Senada dengan itu, Dekan Fakultas Vokasi, Mukhammad Kholid Mawardi, menegaskan bahwa KKN kali ini dirancang sebagai bentuk pendidikan berdampak (impactful education) yang menghubungkan kompetensi akademik dengan kebutuhan riil masyarakat.
“Mahasiswa dari Program Studi D4 Desain Grafis dan D4 Manajemen Perhotelan—total 322 peserta—akan menjalankan program yang selaras dengan isu prioritas Kota Malang, termasuk pencapaian Sustainables Development Goals (SDGs), khususnya di bidang lingkungan dan ekonomi inklusif,” jelasnya.
Dukungan legislatif juga menguatkan inisiatif ini. Anggota DPRD Kota Malang Komisi C, Dito Arief Nurakhmadi, S.AP, M.AP, menyatakan bahwa kolaborasi antara kampus dan pemerintah daerah merupakan langkah maju yang patut ditiru oleh fakultas dan perguruan tinggi lain.
“Dengan lebih dari 70 kampus di Malang, potensi sinergi sangat besar. KKN Vokasi UB 2026 menjadi contoh konkret bagaimana kampus bisa hadir bukan sebagai ‘menara gading’, tapi sebagai mitra pembangunan,” tegasnya.
Di tingkat operasional, kedua camat menyatakan kesiapan penuh untuk memfasilitasi mahasiswa selama pelaksanaan KKN. Camat Klojen, Willstar Taripar Hatoguan, dan Camat Lowokwaru, Drs. Rudi Cahyono Catur Utomo, menekankan pentingnya adaptasi sosial dan komunikasi kontekstual dalam berinteraksi dengan masyarakat perkotaan yang heterogen.

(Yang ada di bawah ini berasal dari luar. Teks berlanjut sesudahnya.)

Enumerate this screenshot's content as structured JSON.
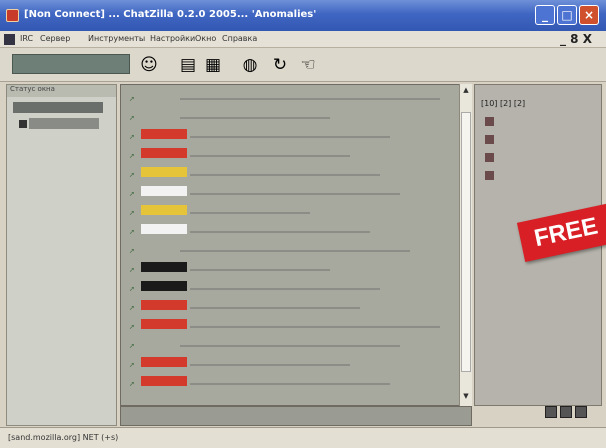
{
  "window": {
    "title": "[Non Connect] ... ChatZilla 0.2.0 2005... 'Anomalies'",
    "min_label": "_",
    "max_label": "□",
    "close_label": "×"
  },
  "menu": {
    "items": [
      "IRC",
      "Сервер",
      "Инструменты",
      "Настройки",
      "Окно",
      "Справка"
    ],
    "mdi_controls": "_ 8 X"
  },
  "toolbar": {
    "icons": [
      "connect-icon",
      "join-icon",
      "list-icon",
      "globe-icon",
      "refresh-icon",
      "hand-icon"
    ]
  },
  "left_pane": {
    "title": "Статус окна"
  },
  "chat": {
    "lines": [
      {
        "nick": "",
        "msg": "",
        "kind": "gray"
      },
      {
        "nick": "",
        "msg": "",
        "kind": "gray"
      },
      {
        "nick": "",
        "msg": "",
        "kind": "red"
      },
      {
        "nick": "",
        "msg": "",
        "kind": "red"
      },
      {
        "nick": "",
        "msg": "",
        "kind": "yellow"
      },
      {
        "nick": "",
        "msg": "",
        "kind": "white"
      },
      {
        "nick": "",
        "msg": "",
        "kind": "yellow"
      },
      {
        "nick": "",
        "msg": "",
        "kind": "white"
      },
      {
        "nick": "",
        "msg": "",
        "kind": "gray"
      },
      {
        "nick": "",
        "msg": "",
        "kind": "dark"
      },
      {
        "nick": "",
        "msg": "",
        "kind": "dark"
      },
      {
        "nick": "",
        "msg": "",
        "kind": "red"
      },
      {
        "nick": "",
        "msg": "",
        "kind": "red"
      },
      {
        "nick": "",
        "msg": "",
        "kind": "gray"
      },
      {
        "nick": "",
        "msg": "",
        "kind": "red"
      },
      {
        "nick": "",
        "msg": "",
        "kind": "red"
      }
    ]
  },
  "right_pane": {
    "count_label": "[10] [2] [2]"
  },
  "badge": {
    "label": "FREE"
  },
  "status": {
    "text": "[sand.mozilla.org] NET (+s)"
  },
  "colors": {
    "titlebar": "#3f66c2",
    "badge": "#d81f26",
    "nick_red": "#d33a2c",
    "nick_yellow": "#e6c43a",
    "nick_white": "#f2f2f2",
    "nick_dark": "#1a1a1a"
  }
}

Mereka juga membuka saluran koordinasi langsung jika terjadi kendala di lapangan. Rangkaian kegiatan KKN diakhiri dengan diseminasi hasil inovasi mahasiswa sebagai wujud transparansi publik dan upaya nyata dalam mendukung visi pembangunan kota kreatif.
Program KKN Fakultas Vokasi Universitas Brawijaya 2026 bukan hanya tentang pemenuhan kurikulum, tetapi juga manifestasi nyata dari semangat kolaborasi, inovasi, dan tanggung jawab sosial—menuju Kota Malang yang lebih hijau, digital, dan berkelanjutan.